= Institute for Jewish Policy Research =

UK think tank on contemporary Jewish Affairs

Logo

The Institute for Jewish Policy Research (JPR), founded as the Institute of Jewish Affairs, is a London-based research institute and think tank. It specialises in contemporary Jewish affairs. JPR also runs a public education programme, and has hosted lectures from Chief Rabbi Lord Sacks, James Wolfensohn, Professor Jonathan Sarna and Professor Zygmunt Bauman.

==History==
The institute was founded in New York in 1941, under the auspices of the World Jewish Congress and the American Jewish Congress, as a research institute to provide analysis of political, legal and economic issues affecting Jewish life. The institute's founder Jacob Robinson argued that Jewish leaders, struggling for the interests of the Jewry after World War I, “were hampered by the lack of up-to-date information on the situation of the Jews and no less by the lack of research into relevant legal and political options.” The IJA was established to bridge the gap. The institute's research focused on the analysis of the political, legal and economic aspects of Jewish life since World War I. Their reports examined a number of topics including: the situation of Jewish communities in various countries, Antisemitism, human rights related to minorities and migration, and The Holocaust and its aftermath. The organisation was also involved in formulating a postwar policy to secure Jewish rights and freedom internationally.

Jacob Robinson, IJA's founder, served as its first director (1941–1947). He was succeeded by Nehemiah Robinson (1947–1964) and Oscar Karbach (1964–1973). In the late 1940s, the organisation, together with WJC's Political Department, was engaged in the preparation of reports submitted to the United Nations and other organisations.

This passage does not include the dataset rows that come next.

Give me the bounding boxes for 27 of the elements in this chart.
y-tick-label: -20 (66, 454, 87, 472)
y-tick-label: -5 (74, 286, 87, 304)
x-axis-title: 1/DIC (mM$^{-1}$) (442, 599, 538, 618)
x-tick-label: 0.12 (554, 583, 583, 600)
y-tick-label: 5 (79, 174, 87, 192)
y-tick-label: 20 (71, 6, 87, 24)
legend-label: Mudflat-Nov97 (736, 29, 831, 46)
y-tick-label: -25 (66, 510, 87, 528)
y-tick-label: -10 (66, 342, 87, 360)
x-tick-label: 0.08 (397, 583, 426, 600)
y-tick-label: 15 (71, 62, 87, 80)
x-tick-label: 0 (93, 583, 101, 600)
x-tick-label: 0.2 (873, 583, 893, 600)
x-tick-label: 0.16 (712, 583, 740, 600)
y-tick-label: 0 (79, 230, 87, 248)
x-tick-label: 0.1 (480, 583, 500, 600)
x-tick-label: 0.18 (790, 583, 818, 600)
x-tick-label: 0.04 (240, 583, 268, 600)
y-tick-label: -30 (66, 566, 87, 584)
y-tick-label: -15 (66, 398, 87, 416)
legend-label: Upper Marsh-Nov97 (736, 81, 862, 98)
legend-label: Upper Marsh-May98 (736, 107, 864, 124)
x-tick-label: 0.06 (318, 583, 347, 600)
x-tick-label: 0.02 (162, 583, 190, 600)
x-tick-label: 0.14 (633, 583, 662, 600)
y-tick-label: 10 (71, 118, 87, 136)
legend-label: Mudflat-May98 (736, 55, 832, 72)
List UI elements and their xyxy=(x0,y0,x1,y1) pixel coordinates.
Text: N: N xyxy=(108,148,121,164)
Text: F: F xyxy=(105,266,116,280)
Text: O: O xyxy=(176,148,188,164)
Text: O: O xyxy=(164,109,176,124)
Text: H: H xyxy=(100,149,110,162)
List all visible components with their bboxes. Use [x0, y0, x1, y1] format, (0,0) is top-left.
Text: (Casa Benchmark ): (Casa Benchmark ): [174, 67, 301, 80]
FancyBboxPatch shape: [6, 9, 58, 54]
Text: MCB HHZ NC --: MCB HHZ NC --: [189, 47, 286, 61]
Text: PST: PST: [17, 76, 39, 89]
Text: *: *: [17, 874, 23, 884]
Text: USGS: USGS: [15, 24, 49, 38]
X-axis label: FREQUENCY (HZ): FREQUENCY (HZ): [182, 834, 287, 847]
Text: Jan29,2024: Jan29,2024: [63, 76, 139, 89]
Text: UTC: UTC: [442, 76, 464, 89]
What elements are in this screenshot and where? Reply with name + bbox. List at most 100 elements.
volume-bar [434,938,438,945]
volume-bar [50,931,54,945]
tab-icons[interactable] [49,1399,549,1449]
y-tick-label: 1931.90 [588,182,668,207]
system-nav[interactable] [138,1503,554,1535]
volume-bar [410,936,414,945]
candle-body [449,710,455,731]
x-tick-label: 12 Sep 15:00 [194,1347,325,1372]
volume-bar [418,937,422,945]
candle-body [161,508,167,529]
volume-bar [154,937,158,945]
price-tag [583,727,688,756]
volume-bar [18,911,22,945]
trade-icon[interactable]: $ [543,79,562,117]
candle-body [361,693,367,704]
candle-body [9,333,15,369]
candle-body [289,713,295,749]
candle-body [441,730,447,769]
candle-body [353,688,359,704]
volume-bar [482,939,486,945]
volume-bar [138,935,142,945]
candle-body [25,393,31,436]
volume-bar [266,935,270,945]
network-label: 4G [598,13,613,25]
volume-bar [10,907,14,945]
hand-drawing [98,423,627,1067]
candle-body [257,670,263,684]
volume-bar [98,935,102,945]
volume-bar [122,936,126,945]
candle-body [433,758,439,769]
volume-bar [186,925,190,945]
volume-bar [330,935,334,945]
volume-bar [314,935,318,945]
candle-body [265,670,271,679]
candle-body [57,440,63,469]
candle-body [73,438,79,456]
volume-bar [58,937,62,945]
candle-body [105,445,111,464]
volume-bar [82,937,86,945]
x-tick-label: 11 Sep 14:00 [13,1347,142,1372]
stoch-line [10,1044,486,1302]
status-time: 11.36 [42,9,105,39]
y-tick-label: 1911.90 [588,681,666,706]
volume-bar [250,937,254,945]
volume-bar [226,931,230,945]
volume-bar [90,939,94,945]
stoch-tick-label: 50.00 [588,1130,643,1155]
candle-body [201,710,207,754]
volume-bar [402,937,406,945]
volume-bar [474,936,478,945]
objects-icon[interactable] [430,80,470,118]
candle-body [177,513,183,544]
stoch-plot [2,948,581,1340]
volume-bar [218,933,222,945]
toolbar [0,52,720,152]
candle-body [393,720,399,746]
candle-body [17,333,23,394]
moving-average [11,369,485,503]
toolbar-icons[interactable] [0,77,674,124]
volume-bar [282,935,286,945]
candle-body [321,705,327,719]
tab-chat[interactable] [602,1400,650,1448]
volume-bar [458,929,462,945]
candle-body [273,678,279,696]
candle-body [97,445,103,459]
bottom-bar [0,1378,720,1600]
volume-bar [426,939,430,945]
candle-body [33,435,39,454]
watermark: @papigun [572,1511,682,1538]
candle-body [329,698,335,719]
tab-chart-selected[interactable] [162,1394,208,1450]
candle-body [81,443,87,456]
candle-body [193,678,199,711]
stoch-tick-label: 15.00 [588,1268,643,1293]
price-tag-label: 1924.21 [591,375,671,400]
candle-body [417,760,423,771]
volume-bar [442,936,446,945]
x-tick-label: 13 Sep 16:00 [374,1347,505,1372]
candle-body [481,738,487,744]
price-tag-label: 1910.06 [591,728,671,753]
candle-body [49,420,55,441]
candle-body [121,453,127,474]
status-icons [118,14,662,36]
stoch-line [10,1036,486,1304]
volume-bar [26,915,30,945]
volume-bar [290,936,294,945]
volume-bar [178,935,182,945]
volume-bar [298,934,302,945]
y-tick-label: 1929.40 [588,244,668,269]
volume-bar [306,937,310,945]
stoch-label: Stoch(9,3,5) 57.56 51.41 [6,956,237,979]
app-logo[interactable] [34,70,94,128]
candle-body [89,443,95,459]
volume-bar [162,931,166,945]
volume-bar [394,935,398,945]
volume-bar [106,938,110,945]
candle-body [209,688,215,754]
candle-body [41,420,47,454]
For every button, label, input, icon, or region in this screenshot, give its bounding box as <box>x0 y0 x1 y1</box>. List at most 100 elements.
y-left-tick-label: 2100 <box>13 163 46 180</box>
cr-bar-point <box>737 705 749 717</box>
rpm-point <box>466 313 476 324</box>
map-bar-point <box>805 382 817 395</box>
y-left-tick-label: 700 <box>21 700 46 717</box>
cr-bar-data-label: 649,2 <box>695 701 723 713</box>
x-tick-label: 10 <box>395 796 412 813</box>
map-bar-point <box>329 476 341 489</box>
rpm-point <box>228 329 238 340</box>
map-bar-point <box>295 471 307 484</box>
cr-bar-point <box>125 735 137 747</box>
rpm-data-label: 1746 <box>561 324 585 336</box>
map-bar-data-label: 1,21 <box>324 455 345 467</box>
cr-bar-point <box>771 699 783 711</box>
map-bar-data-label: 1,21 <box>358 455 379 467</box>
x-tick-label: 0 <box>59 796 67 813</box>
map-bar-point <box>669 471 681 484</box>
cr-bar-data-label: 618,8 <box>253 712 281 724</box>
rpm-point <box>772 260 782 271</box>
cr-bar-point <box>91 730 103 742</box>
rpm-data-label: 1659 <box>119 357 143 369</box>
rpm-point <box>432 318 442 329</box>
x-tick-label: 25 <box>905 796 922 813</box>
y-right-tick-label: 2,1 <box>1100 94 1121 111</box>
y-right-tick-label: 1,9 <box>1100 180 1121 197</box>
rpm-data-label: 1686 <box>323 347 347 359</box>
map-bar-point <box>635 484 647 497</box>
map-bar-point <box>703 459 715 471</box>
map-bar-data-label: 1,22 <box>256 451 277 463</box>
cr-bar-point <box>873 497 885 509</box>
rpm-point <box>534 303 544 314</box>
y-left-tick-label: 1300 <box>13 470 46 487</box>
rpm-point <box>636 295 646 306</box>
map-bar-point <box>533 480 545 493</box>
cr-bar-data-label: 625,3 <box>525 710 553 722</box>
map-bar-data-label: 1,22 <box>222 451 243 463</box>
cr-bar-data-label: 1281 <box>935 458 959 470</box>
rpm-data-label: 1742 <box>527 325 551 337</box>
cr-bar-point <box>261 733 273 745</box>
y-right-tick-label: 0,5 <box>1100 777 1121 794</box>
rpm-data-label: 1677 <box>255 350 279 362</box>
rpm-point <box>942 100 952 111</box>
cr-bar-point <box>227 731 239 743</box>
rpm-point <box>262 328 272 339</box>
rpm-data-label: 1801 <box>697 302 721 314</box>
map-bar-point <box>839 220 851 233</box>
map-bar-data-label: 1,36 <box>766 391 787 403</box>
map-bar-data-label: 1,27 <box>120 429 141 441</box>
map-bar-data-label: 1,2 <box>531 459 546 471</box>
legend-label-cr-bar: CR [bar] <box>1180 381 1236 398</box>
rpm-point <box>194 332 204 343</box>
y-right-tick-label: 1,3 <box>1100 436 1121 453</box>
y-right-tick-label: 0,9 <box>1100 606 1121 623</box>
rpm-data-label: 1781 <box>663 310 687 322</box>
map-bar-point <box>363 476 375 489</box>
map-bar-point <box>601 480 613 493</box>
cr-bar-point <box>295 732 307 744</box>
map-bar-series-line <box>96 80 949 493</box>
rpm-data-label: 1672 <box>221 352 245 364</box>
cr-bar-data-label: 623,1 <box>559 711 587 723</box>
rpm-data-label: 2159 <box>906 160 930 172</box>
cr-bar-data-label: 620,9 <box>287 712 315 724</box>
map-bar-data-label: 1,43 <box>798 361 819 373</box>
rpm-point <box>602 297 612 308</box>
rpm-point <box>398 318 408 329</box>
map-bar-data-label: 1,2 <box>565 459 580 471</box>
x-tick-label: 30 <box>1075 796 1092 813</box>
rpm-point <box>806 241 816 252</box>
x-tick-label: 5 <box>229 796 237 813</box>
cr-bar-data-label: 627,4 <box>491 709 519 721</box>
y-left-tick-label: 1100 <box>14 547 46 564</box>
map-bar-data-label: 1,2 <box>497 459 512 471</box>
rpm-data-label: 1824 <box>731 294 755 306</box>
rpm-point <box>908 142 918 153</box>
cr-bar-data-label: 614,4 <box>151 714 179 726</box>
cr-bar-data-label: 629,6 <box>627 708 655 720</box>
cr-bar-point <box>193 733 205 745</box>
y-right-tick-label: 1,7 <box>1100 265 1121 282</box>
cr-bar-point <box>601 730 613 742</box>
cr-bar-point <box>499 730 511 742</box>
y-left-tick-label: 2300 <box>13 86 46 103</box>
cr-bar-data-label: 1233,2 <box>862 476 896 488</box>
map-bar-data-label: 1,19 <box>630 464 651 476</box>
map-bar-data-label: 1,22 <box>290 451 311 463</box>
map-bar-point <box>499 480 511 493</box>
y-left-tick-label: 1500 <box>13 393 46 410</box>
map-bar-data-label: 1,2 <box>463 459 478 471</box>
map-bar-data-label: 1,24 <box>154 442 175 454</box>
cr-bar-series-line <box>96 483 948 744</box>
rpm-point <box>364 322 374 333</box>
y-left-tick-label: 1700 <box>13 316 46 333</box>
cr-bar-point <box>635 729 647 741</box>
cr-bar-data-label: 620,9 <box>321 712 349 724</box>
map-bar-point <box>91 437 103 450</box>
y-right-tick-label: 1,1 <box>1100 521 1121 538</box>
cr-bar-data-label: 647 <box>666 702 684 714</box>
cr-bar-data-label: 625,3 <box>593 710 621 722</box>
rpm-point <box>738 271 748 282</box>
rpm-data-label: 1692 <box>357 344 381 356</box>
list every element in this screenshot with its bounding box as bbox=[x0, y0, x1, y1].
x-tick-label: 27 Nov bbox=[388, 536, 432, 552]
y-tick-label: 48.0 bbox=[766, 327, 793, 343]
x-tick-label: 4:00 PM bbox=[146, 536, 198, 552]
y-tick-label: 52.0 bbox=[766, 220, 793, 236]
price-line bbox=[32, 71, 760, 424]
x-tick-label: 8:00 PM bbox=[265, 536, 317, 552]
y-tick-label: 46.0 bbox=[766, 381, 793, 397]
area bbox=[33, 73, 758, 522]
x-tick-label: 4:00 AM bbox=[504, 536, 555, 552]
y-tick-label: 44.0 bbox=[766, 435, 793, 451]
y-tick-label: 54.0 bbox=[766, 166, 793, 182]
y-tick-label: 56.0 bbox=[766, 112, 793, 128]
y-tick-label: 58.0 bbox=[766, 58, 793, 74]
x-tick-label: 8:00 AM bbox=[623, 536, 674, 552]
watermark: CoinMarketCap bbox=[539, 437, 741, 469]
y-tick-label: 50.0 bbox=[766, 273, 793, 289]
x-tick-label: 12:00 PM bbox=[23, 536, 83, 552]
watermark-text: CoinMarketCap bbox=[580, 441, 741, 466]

The institute moved to London in 1965, and was reestablished as the Institute for Jewish Policy Research in February 1996.

==Structure==
It is a registered charity under English law and it exists to provide "policy-related research and analysis for individuals and organizations concerned with the enhancement of contemporary Jewish life." Its honorary president is Jacob Rothschild, 4th Baron Rothschild, its chairman is Stephen Moss, and its executive director is Dr Jonathan Boyd. Previous directors of the institute include Professor Barry Kosmin, and Antony Lerman.

== Collections ==
The institute's archives (1888 - 1966) are held at University College London. The collection consists primarily of printed literature relating to Jewish affairs but evidences British newspapers with fascist content published during the period.